Futures traders said the late selloff had its genesis in a $2.3-billion sale of stock-index futures by the Maryland Public Retirement System before noon. That depressed futures prices, making the futures an attractive buy for many institutional shareholders. When index-futures dip particularly low relative to corresponding stocks, institutional investors can make money by selling the stocks and buying the future, earning a profit roughly equivalent to the price difference. At the end of the stock trading day, almost every institution with a such a parlay in its computer was selling stocks, traders said.
The market may also have been unnerved by the White House's efforts during the day to "jawbone" interest rates lower: Treasury Secretary James A. Baker III was quoted as saying that the market's inflationary fears were "overblown" and "unjustified."

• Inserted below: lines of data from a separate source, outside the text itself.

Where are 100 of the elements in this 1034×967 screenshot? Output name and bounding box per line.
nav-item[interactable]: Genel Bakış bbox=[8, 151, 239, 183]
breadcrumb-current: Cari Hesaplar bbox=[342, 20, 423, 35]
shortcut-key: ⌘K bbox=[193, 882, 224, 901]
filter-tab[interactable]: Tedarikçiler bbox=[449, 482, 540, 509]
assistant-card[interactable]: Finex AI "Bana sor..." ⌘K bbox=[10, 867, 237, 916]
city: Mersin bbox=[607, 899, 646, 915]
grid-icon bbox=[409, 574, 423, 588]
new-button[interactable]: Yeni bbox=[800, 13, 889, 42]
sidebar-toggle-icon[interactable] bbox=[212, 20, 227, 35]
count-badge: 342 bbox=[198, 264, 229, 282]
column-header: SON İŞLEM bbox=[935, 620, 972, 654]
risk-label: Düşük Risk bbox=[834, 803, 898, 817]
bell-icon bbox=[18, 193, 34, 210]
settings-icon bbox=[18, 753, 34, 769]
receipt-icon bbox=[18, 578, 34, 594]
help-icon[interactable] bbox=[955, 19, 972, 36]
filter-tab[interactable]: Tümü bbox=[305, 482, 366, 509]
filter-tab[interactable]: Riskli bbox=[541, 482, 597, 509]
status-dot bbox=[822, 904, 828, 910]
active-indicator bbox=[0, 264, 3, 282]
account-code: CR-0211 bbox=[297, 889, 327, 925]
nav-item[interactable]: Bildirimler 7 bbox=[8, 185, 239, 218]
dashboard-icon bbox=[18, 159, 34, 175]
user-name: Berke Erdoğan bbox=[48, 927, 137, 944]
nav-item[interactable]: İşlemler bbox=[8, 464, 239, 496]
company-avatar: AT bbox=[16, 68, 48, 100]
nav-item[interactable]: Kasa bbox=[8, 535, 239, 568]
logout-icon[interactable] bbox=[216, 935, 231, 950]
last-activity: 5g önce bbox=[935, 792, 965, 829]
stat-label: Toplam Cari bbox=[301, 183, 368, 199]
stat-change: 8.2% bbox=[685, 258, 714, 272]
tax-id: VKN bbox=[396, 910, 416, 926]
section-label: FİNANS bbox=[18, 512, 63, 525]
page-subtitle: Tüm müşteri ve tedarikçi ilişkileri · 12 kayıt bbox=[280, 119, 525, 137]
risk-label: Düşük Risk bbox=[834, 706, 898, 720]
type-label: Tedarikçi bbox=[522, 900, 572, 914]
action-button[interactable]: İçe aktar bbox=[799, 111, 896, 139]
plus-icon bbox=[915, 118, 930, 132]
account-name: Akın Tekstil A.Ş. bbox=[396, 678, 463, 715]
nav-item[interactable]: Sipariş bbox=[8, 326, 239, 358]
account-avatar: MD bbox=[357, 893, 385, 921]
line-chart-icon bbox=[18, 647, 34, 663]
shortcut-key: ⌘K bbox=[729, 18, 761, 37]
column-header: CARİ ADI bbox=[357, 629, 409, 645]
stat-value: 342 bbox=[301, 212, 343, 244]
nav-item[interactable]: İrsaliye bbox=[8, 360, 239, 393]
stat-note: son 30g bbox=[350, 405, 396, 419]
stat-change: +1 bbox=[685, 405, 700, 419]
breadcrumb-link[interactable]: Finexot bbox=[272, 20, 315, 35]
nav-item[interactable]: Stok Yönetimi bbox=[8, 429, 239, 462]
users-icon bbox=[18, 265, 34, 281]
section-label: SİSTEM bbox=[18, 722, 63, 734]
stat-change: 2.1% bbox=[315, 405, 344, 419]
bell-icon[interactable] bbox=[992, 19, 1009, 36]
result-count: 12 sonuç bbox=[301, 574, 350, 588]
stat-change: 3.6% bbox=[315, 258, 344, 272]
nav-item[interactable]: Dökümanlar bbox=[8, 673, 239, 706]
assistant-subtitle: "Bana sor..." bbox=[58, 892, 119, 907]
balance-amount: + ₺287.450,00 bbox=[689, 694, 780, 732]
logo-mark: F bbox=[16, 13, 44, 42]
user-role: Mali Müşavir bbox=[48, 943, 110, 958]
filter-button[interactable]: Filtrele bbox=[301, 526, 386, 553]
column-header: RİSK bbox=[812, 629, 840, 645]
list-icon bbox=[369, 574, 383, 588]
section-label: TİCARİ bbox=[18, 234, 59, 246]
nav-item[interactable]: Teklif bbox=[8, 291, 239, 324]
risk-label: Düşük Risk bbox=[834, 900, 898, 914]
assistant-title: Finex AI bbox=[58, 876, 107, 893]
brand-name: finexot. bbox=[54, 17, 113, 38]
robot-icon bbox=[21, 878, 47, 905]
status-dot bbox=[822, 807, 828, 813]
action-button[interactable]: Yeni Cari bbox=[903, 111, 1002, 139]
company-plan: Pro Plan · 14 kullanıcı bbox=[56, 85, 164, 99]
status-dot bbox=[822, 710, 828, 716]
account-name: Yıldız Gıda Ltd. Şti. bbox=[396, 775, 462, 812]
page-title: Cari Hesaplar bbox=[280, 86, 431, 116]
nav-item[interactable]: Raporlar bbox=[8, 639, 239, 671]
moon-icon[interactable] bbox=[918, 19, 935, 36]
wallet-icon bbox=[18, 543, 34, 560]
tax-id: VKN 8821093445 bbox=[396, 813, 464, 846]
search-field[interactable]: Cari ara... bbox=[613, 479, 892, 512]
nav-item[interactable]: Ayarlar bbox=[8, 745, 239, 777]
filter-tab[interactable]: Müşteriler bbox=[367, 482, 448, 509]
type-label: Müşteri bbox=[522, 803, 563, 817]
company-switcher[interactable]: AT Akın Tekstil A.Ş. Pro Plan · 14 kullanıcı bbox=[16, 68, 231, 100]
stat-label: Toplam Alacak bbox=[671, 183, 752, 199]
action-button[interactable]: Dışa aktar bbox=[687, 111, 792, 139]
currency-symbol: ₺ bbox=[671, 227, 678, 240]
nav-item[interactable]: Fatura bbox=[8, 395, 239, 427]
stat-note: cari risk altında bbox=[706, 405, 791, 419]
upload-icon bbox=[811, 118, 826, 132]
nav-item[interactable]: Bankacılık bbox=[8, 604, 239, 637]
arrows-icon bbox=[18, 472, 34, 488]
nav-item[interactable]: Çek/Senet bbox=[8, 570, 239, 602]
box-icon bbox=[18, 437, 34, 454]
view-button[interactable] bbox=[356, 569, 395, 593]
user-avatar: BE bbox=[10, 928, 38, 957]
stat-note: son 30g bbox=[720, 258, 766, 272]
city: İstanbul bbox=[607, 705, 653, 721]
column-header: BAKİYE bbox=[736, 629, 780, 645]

Wall Street often treats such statements as wishful thinking and as indicating that government officials may take the fears seriously, some analysts said.
"Back when Kennedy was President, his father (leading Wall Street figure Joseph P. Kennedy) advised him to never comment on the markets, whatever happens," said William M. LeFevre, chief market strategist for Advest Inc. "The few times the White House has commented, it's been ill-advised, because the markets know that political concerns are irrelevant to Wall Street's."
Among other developments that may have cowed investors was a sharp drop in the Dow Jones transportation average, which suffered its second-worst point loss in history, falling 31.35 to 980.24. According to the widely followed "Dow Theory" of investing, when moves in the Dow industrials are paralleled by moves in the transportation sector, the market is likely to continue to move in the indicated direction. Until this week, the transportation index has shied away from this so-called confirmation of the bearish move in the industrial average.